Even the police department called that “egregious.” Yet no charges were filed. Our outgoing U.S. attorney, Jenny Durkan, this week compared that case to Ferguson in an article she wrote for The Washington Post, headlined: “As a federal prosecutor I know how hard it is to charge officers like Darren Wilson.”

An officer has to have malice or willfully bad intent to be convicted, she wrote. It’s an incredibly high bar. “Accident, mistake, fear, negligence or bad judgment is not sufficient,” Durkan wrote when declining to charge Birk.

You can see why the chances of Darren Wilson getting convicted by the state or the feds in Ferguson would be near zero.

We’ve had other baffling cases, such as Christopher Harris, a completely innocent man who mistakenly ran from police in Belltown in 2009 and then was shoved into a wall so hard it paralyzed him for life. The officer who did that not only wasn’t charged, but remained on the force.

But one case here was so extreme that prosecutors took the rare step of charging the officer. Troy Meade, of the Everett police, had shot an aggressive drunken driver, Niles Meservey, seven times from behind, killing him. The officer’s conduct was so questionable that a fellow officer did something unheard of: He crossed the blue line to testify against his mate, claiming the force Meade used was both excessive and vindictive.

Yet Meade was acquitted of second-degree murder by a jury in 2011. The officer argued the car was about to back up and hit him, and because the law puts such a premium on this state of mind defense, he walked.

My point isn’t to bash our local cops. These were isolated cases and don’t reflect on other officers.

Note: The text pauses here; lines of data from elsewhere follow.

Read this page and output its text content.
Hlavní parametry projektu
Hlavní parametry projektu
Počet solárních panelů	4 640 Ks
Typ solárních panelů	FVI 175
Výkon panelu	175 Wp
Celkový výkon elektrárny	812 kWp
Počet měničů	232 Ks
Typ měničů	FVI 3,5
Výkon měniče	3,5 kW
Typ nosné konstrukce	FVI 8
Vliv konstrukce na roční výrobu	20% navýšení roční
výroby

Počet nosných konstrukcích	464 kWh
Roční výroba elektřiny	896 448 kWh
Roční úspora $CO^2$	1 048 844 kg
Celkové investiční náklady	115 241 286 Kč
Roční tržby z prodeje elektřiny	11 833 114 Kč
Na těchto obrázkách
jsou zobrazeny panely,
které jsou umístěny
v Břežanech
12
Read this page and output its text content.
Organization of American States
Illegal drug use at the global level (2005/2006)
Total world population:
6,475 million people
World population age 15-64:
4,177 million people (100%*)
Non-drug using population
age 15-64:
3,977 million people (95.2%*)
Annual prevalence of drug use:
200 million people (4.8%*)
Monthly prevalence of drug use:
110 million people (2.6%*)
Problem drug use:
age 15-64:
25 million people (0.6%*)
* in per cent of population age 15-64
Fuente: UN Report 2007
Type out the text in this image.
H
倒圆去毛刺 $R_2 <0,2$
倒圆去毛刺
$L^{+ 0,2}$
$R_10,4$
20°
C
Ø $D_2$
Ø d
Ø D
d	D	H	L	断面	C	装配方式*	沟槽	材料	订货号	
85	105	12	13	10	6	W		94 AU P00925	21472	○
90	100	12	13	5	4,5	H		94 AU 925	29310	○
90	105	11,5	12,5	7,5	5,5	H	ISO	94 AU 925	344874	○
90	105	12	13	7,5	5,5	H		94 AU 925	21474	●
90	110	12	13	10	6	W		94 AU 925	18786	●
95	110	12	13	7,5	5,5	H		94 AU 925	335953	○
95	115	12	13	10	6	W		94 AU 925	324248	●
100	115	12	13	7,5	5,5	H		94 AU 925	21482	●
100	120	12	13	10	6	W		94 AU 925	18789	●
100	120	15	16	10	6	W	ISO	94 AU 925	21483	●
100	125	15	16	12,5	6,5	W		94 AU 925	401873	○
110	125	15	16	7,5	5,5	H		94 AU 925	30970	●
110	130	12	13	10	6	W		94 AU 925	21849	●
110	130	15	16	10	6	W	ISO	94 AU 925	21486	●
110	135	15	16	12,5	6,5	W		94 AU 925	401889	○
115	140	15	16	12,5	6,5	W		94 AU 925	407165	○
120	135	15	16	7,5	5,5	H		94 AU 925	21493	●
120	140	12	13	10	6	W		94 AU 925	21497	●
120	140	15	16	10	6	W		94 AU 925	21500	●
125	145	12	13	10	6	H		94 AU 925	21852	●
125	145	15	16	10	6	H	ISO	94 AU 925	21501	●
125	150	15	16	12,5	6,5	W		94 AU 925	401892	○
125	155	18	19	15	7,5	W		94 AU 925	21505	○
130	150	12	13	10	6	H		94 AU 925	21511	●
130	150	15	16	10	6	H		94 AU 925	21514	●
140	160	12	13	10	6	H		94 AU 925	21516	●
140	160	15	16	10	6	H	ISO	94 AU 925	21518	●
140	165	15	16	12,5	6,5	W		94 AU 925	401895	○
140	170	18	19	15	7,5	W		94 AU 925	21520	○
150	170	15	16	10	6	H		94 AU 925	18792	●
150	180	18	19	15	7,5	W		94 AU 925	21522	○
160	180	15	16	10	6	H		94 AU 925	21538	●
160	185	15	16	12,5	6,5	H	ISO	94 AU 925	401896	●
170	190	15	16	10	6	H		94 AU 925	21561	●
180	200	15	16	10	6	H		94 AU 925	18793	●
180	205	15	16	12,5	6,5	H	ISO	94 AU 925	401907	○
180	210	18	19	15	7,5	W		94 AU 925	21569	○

But the narrative that’s developed out of Ferguson is that the officer there wasn’t charged because the system is inherently racist. Parts of it may be, but more so it’s just incredibly pro-cop. It lets them walk pretty much no matter what.

Durkan writes it’s this way for a legitimate reason: “We want police to be able to make split second decisions necessary to protect us.” That is crucial.

But in the Williams shooting in particular, it tilted too far. If there was nothing wrong legally with what happened to him, then it’s hard to imagine anything with the police ever being legally wrong.

Ferguson is bringing up an important debate about racial inequality.

But the case is too murky to support a national movement on police accountability.

We’ve had much starker ones right here. Seattle may be more Ferguson than Ferguson.